Lukas Erne is Professor of English Literature at the University of Geneva in Switzerland. He holds degrees from the universities of Lausanne, Geneva, and Oxford. He has taught at Lady Margaret Hall, Oxford, at the University of Neuchâtel and, as Visiting Professor at Yale University. He is the author of numerous books on Renaissance Literature including Shakespeare as Literary Dramatist (2003; 2nd edn 2013), Shakespeare and the Book Trade(2013) and Shakespeare’s Modern Collaborators (2008). He has edited The First Quarto of Romeo and Juliet (2007), and, with Kareen Seidler, Early Modern German Shakespeare: ‘Hamlet’ and ‘Romeo and Juliet’: ‘Der Bestrafte Brudermord’ and ‘Romio und Julieta’ in Translation (2020). He is the editor, with M. J. Kidnie, of Textual Performances: The Modern Reproduction of Shakespeare’s Drama (2004) and of The Arden Research Handbook to Shakespeare and Textual Studies (forthcoming). He gave the Lyell Lectures at Oxford in 2012.

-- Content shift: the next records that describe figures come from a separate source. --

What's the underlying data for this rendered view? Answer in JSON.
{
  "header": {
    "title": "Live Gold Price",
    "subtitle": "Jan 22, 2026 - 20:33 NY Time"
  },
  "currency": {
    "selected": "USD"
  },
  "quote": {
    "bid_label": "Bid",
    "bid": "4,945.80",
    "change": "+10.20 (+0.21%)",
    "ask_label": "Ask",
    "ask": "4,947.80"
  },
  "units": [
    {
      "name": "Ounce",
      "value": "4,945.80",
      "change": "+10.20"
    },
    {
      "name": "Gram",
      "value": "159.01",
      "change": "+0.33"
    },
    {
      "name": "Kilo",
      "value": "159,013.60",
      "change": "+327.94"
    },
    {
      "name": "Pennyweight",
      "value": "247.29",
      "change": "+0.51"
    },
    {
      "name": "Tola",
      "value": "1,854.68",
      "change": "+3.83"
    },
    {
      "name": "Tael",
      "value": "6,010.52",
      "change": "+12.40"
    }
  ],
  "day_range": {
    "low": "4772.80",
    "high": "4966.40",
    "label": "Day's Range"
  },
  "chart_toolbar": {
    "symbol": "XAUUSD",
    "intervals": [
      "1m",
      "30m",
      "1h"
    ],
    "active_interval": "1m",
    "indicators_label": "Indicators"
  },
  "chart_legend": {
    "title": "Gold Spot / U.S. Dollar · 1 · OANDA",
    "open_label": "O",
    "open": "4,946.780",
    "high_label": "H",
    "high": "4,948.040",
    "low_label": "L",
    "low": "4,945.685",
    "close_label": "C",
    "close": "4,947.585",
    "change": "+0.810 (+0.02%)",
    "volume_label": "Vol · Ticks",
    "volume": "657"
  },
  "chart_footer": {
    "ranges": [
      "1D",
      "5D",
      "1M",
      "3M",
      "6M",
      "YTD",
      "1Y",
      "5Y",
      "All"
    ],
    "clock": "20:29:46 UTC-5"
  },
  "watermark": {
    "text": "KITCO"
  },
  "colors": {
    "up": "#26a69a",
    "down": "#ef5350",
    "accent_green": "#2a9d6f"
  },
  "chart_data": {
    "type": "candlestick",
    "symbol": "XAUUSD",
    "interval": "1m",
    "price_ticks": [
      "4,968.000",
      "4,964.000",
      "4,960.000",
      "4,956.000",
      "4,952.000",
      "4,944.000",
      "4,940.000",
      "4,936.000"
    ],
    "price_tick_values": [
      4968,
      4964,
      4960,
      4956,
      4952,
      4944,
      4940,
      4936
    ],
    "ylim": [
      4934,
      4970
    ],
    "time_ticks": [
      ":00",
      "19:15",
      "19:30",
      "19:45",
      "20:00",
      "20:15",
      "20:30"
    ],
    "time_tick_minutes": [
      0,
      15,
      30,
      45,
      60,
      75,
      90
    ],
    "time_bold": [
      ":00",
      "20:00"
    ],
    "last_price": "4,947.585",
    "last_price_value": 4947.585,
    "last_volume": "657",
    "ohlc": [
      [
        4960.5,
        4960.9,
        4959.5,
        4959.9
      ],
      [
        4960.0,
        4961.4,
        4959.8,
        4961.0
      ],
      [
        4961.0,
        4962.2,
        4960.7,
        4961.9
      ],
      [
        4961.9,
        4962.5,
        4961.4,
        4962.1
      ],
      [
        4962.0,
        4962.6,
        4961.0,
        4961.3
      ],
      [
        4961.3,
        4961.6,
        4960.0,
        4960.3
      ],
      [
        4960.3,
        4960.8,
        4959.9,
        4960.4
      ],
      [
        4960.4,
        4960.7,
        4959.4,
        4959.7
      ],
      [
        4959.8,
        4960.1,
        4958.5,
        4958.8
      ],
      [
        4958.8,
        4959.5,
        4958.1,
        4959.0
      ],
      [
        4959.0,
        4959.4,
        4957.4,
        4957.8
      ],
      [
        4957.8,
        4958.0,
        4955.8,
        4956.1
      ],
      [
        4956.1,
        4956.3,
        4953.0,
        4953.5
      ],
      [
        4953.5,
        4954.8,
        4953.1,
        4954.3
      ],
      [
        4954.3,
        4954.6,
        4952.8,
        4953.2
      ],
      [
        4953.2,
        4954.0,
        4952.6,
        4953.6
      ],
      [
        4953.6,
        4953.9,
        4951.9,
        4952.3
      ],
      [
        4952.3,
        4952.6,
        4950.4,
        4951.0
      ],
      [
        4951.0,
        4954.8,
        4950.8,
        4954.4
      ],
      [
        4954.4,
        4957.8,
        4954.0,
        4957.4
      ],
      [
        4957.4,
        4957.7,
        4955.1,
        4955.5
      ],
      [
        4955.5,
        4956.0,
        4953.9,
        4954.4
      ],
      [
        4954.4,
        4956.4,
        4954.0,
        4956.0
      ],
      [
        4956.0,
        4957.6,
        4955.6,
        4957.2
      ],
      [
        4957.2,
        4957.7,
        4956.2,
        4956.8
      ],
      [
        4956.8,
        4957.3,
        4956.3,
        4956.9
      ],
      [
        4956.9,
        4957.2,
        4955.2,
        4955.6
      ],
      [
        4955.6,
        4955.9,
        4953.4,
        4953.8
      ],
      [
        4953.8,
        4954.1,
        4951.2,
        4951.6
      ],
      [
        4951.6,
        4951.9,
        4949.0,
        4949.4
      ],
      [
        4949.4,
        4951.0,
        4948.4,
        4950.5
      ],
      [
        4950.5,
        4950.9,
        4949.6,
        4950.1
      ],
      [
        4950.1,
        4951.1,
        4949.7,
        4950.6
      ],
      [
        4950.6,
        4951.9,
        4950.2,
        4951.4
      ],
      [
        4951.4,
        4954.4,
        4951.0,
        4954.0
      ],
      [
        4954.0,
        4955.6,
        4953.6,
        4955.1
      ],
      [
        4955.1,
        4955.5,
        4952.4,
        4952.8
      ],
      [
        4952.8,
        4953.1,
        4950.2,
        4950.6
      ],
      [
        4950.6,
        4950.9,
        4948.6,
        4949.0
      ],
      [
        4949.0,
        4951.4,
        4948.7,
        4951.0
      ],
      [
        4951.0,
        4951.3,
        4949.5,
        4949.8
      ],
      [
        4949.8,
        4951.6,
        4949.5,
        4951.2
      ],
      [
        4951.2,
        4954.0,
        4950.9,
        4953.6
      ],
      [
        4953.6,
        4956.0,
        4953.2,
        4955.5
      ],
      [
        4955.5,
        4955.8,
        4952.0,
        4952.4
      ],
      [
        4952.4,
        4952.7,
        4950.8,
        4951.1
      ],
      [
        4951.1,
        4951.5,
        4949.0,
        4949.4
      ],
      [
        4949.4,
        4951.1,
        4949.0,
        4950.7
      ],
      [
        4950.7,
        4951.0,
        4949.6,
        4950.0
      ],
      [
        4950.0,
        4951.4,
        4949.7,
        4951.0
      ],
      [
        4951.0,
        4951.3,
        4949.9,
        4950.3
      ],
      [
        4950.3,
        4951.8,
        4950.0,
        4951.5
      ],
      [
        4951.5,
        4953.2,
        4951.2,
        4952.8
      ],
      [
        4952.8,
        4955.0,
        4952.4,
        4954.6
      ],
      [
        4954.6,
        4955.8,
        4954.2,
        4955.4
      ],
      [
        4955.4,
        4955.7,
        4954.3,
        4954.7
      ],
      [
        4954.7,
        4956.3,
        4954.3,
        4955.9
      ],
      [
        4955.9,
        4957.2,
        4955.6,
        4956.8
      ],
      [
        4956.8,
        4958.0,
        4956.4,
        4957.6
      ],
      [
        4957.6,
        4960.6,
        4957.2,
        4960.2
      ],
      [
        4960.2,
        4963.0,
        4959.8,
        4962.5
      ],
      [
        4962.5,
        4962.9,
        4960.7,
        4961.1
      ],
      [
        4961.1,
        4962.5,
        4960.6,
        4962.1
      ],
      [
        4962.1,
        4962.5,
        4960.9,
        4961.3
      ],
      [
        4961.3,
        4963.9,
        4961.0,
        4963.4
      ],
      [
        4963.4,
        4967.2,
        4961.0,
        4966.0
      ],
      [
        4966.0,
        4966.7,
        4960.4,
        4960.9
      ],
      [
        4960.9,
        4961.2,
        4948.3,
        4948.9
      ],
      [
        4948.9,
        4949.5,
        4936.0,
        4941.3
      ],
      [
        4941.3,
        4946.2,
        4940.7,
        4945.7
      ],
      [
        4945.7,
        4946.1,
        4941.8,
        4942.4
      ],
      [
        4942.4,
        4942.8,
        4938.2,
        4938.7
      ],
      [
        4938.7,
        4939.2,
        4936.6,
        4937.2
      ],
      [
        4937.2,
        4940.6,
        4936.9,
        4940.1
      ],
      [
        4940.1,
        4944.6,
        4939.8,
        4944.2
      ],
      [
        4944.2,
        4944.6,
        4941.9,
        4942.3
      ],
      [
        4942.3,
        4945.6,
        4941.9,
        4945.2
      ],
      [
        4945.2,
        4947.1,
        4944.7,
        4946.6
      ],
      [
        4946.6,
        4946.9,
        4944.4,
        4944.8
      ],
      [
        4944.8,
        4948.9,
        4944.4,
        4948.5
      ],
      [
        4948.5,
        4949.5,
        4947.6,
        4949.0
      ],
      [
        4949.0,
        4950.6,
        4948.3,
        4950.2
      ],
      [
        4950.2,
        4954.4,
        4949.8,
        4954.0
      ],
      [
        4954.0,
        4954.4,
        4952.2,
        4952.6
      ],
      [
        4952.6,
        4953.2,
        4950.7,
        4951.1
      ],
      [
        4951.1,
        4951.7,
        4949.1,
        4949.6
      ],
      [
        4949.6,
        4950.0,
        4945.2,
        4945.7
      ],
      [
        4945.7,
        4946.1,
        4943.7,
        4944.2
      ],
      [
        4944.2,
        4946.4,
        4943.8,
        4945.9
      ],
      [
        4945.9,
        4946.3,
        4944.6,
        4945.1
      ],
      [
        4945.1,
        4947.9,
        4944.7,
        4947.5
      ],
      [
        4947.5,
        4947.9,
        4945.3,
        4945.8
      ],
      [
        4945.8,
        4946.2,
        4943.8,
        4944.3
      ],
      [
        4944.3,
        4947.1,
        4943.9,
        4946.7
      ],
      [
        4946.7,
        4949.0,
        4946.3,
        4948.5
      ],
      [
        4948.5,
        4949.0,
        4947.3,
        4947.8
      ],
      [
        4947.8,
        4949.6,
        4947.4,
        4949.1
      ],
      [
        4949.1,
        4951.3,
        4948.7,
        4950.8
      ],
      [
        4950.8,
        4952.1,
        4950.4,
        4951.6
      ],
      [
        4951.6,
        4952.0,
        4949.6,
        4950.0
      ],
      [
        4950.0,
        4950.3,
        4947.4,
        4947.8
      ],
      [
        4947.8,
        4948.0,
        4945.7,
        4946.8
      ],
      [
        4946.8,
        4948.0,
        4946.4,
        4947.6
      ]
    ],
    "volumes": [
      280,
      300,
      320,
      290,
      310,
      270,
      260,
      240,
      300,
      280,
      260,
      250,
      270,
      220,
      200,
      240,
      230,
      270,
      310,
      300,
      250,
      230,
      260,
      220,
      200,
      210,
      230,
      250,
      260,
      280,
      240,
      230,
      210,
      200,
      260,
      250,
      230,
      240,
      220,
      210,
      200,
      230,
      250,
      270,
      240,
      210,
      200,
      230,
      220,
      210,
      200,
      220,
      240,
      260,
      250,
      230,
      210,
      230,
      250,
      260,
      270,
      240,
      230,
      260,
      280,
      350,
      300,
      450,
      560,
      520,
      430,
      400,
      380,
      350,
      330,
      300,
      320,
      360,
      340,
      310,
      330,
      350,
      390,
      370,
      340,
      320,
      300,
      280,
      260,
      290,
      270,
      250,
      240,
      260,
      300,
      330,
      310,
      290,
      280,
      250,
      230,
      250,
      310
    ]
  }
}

Eirian Yem is a DPhil candidate in English Literature. Her research interests include the Victorian novel, the history of reading, quotation and paratext. Her thesis “Epigraphic Form: from Ann Radcliffe to George Eliot” charts the evolution of the chapter epigraph, and the ways in which both the epigraph and its intended function have evolved over time. Eirian completed her Masters at the University of Oxford and, prior to this, her Bachelors degree at New York University, where she was awarded the Bouton Memorial Award for Research in English and American Literature. Her forthcoming article in 19: Interdisciplinary Studies in the Long Nineteenth Century is titled ‘An Inordinate Number of Words: Epigraphs in Daniel Deronda’.